To me Lizzy Caplan’s character remains the most inscrutable. She is clearly very challenged by the presence of her mother—a woman who can’t seem to just appreciate her daughter for who she is and is constantly trying to change her. The fact that she sets Virginia up on a “date” with Bill in her own home under the guise of taking three-month-old baby Lisa to get ice cream proves to be the last straw in this tension-filled relationship. And it’s happening as Virginia pulls further away from Bill, realizing perhaps that this very flawed man will never be able to give her what she wants and needs. Even his efforts to book a proper hotel room for the two of them go askew when the man at the front desk recognizes the increasingly famous Masters & Johnson and they can no longer continue their challenged romance under a pseudonym. Retreating to their lab is about as unromantic as it can get—a reminder to Virginia that their relationship was created by work, not by a natural attraction that was impossible to resist.

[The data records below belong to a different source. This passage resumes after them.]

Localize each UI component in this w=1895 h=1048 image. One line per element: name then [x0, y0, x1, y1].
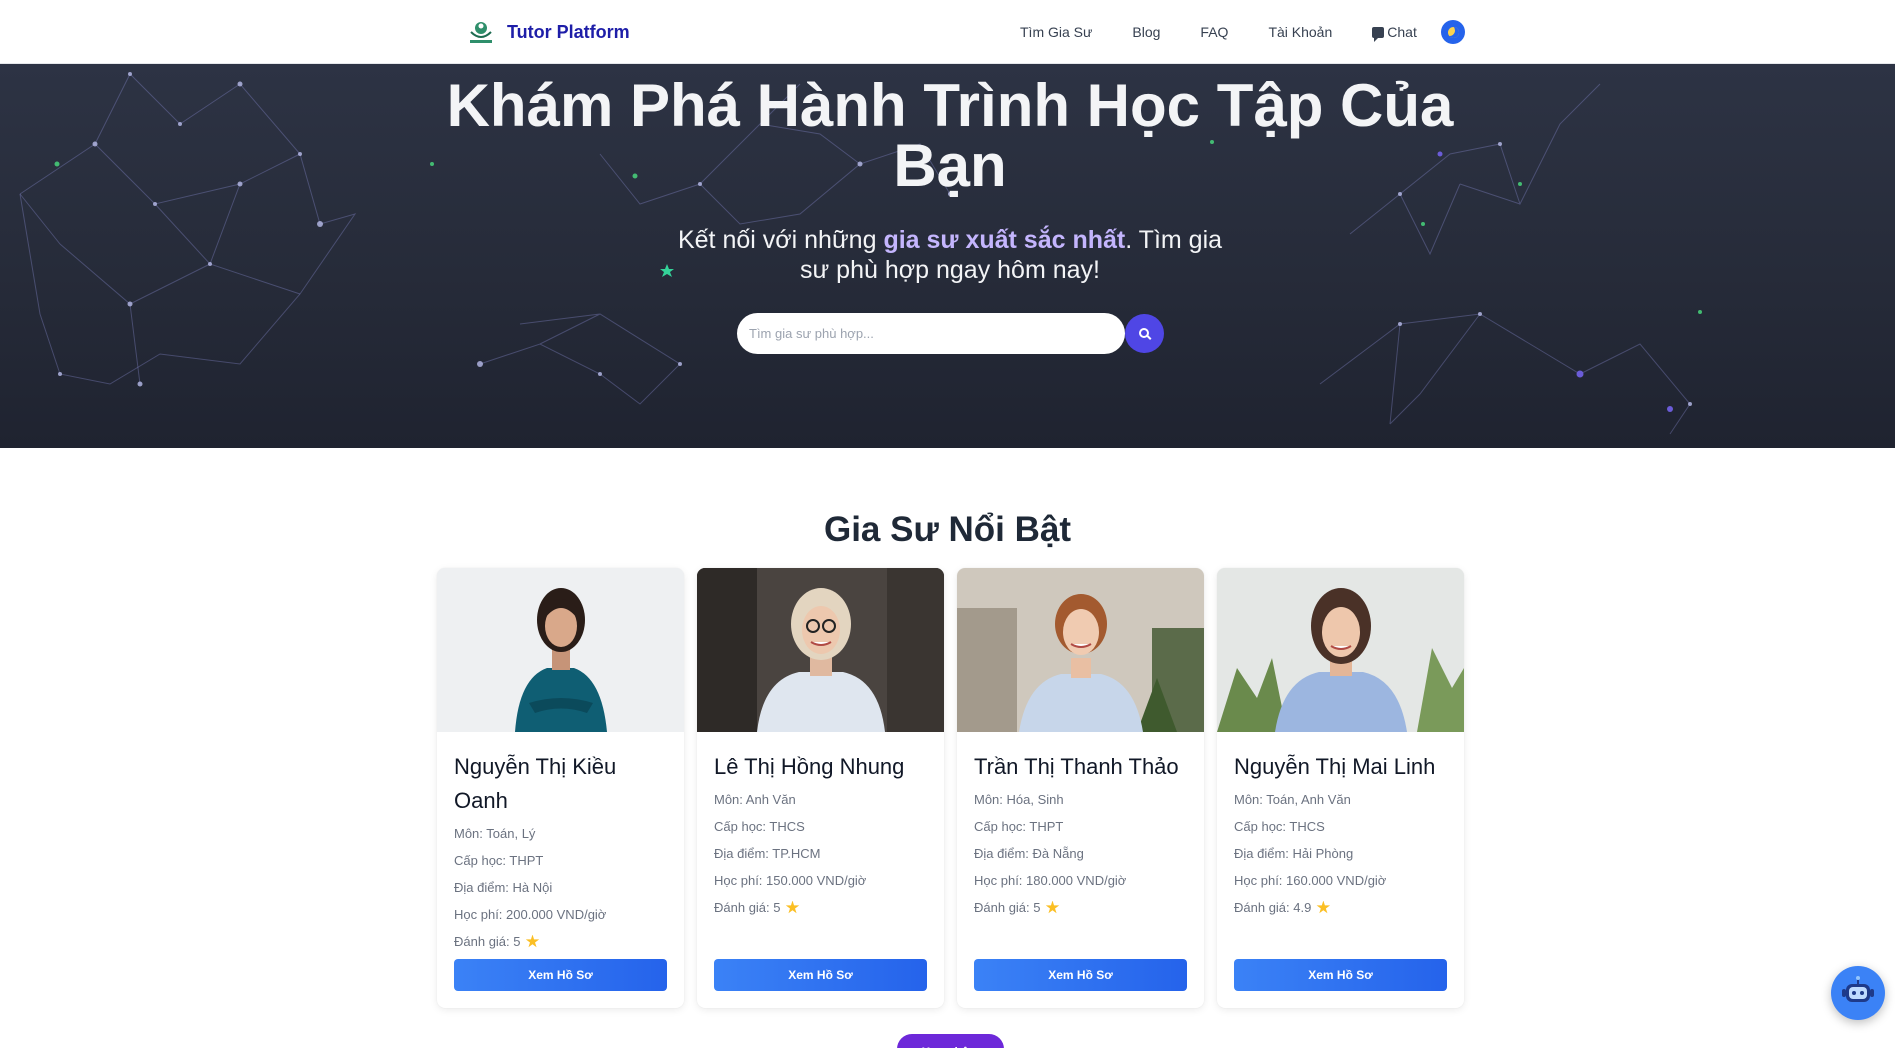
- nav-account[interactable]: Tài Khoản: [1268, 24, 1332, 40]
- tutor-search-input[interactable]: [737, 313, 1125, 354]
- tutor-name: Nguyễn Thị Kiều Oanh: [454, 754, 617, 813]
- star-icon: [1316, 900, 1331, 914]
- theme-toggle-button[interactable]: [1441, 20, 1465, 44]
- tutor-photo: [437, 568, 684, 732]
- brand-link[interactable]: Tutor Platform: [465, 16, 630, 48]
- tutor-rating-row: Đánh giá: 5: [714, 894, 934, 921]
- hero-title: Khám Phá Hành Trình Học Tập Của Bạn: [446, 72, 1454, 199]
- tutor-photo: [1217, 568, 1464, 732]
- tutor-subject: Môn: Anh Văn: [714, 792, 796, 807]
- nav-chat[interactable]: Chat: [1372, 24, 1417, 42]
- tutor-location: Địa điểm: Hải Phòng: [1234, 846, 1354, 861]
- tutor-rating-row: Đánh giá: 4.9: [1234, 894, 1454, 921]
- tutor-location: Địa điểm: Hà Nội: [454, 880, 553, 895]
- star-icon: [1045, 900, 1060, 914]
- tutor-rating-row: Đánh giá: 5: [974, 894, 1194, 921]
- tutor-fee: Học phí: 160.000 VND/giờ: [1234, 873, 1387, 888]
- star-icon: [785, 900, 800, 914]
- tutor-level: Cấp học: THPT: [974, 819, 1064, 834]
- main-nav: Tìm Gia Sư Blog FAQ Tài Khoản Chat: [1020, 0, 1417, 64]
- view-profile-button[interactable]: Xem Hồ Sơ: [974, 959, 1187, 991]
- tutor-level: Cấp học: THCS: [714, 819, 805, 834]
- tutor-card: Nguyễn Thị Mai Linh Môn: Toán, Anh Văn C…: [1217, 568, 1464, 1008]
- tutor-name: Trần Thị Thanh Thảo: [974, 754, 1179, 779]
- tutor-level: Cấp học: THPT: [454, 853, 544, 868]
- tutor-photo: [957, 568, 1204, 732]
- tutor-fee: Học phí: 200.000 VND/giờ: [454, 907, 607, 922]
- tutor-rating: Đánh giá: 5: [454, 934, 521, 949]
- tutor-location: Địa điểm: TP.HCM: [714, 846, 821, 861]
- tutor-location: Địa điểm: Đà Nẵng: [974, 846, 1084, 861]
- chatbot-icon: [1840, 975, 1876, 1011]
- moon-icon: [1447, 26, 1459, 38]
- hero-subtitle: Kết nối với những gia sư xuất sắc nhất. …: [660, 225, 1240, 285]
- tutor-card: Nguyễn Thị Kiều Oanh Môn: Toán, Lý Cấp h…: [437, 568, 684, 1008]
- tutor-rating-row: Đánh giá: 5: [454, 928, 674, 955]
- nav-blog[interactable]: Blog: [1132, 24, 1160, 40]
- tutor-level: Cấp học: THCS: [1234, 819, 1325, 834]
- tutor-subject: Môn: Toán, Lý: [454, 826, 536, 841]
- nav-find-tutor[interactable]: Tìm Gia Sư: [1020, 24, 1092, 40]
- tutor-details: Môn: Toán, Anh Văn Cấp học: THCS Địa điể…: [1234, 786, 1454, 921]
- tutor-card: Lê Thị Hồng Nhung Môn: Anh Văn Cấp học: …: [697, 568, 944, 1008]
- tutor-rating: Đánh giá: 4.9: [1234, 900, 1312, 915]
- tutor-rating: Đánh giá: 5: [974, 900, 1041, 915]
- search-icon: [1138, 327, 1149, 338]
- hero-subtitle-start: Kết nối với những: [677, 226, 884, 254]
- chatbot-button[interactable]: [1831, 966, 1885, 1020]
- brand-name: Tutor Platform: [507, 21, 630, 42]
- tutor-photo: [697, 568, 944, 732]
- tutor-fee: Học phí: 150.000 VND/giờ: [714, 873, 867, 888]
- view-profile-button[interactable]: Xem Hồ Sơ: [714, 959, 927, 991]
- tutor-rating: Đánh giá: 5: [714, 900, 781, 915]
- tutor-details: Môn: Hóa, Sinh Cấp học: THPT Địa điểm: Đ…: [974, 786, 1194, 921]
- navbar: Tutor Platform Tìm Gia Sư Blog FAQ Tài K…: [0, 0, 1895, 64]
- hero-subtitle-highlight: gia sư xuất sắc nhất: [883, 226, 1126, 254]
- nav-faq[interactable]: FAQ: [1200, 24, 1228, 40]
- chat-icon: [1372, 26, 1385, 42]
- tutor-details: Môn: Anh Văn Cấp học: THCS Địa điểm: TP.…: [714, 786, 934, 921]
- view-profile-button[interactable]: Xem Hồ Sơ: [454, 959, 667, 991]
- hero-section: Khám Phá Hành Trình Học Tập Của Bạn Kết …: [0, 64, 1895, 448]
- star-icon: [525, 934, 540, 948]
- logo-icon: [465, 18, 497, 46]
- search-button[interactable]: [1125, 314, 1164, 353]
- view-profile-button[interactable]: Xem Hồ Sơ: [1234, 959, 1447, 991]
- tutor-card: Trần Thị Thanh Thảo Môn: Hóa, Sinh Cấp h…: [957, 568, 1204, 1008]
- tutor-subject: Môn: Hóa, Sinh: [974, 792, 1064, 807]
- tutor-name: Nguyễn Thị Mai Linh: [1234, 754, 1436, 779]
- featured-tutors-title: Gia Sư Nổi Bật: [823, 510, 1072, 549]
- tutor-fee: Học phí: 180.000 VND/giờ: [974, 873, 1127, 888]
- tutor-subject: Môn: Toán, Anh Văn: [1234, 792, 1351, 807]
- tutor-name: Lê Thị Hồng Nhung: [714, 754, 905, 779]
- nav-chat-label: Chat: [1387, 24, 1417, 40]
- see-more-button[interactable]: Xem thêm: [897, 1034, 1004, 1048]
- tutor-details: Môn: Toán, Lý Cấp học: THPT Địa điểm: Hà…: [454, 820, 674, 955]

This all happens while Virginia and Josh Charles’ character, Dan Logan, continue their study of scents, this time turning to pheromones as a possible solution to finding his love potion. Lester sweats, women smell him, and their body chemistry changes are recorded. Logan clearly wants to court Virginia properly—but when she suddenly sleeps with him, it’s unclear why. Does she feels she doesn’t deserve the proper courting he wants to give her? Is she really into him? Or is she just trying on another story while she decides whether or not she wants to keep things going with Bill?
Virginia does finally call her mother out on her behavior. It’s an impassioned scene where she loses it after seeing her daughter Tessa start conforming to her grandmother’s wishes via a ridiculous beehive hairdo. Tessa feels like her mother finally has her back and won’t allow the manipulative grandma to turn Tessa into a version of herself “that she will come to loathe.” It’s a striking moment for Tessa and Virginia, only to be undone when Virginia comes home from her tryst with Logan. Tessa is about to share her published essay with her mother—an essay I sure wanted to read—when Tessa sees her mother’s mis-buttoned blouse and realizes her mother has once again put a man before her. She drops the essay, unbeknownst to Virginia, in the trash and goes upstairs, the moment of intimacy lost.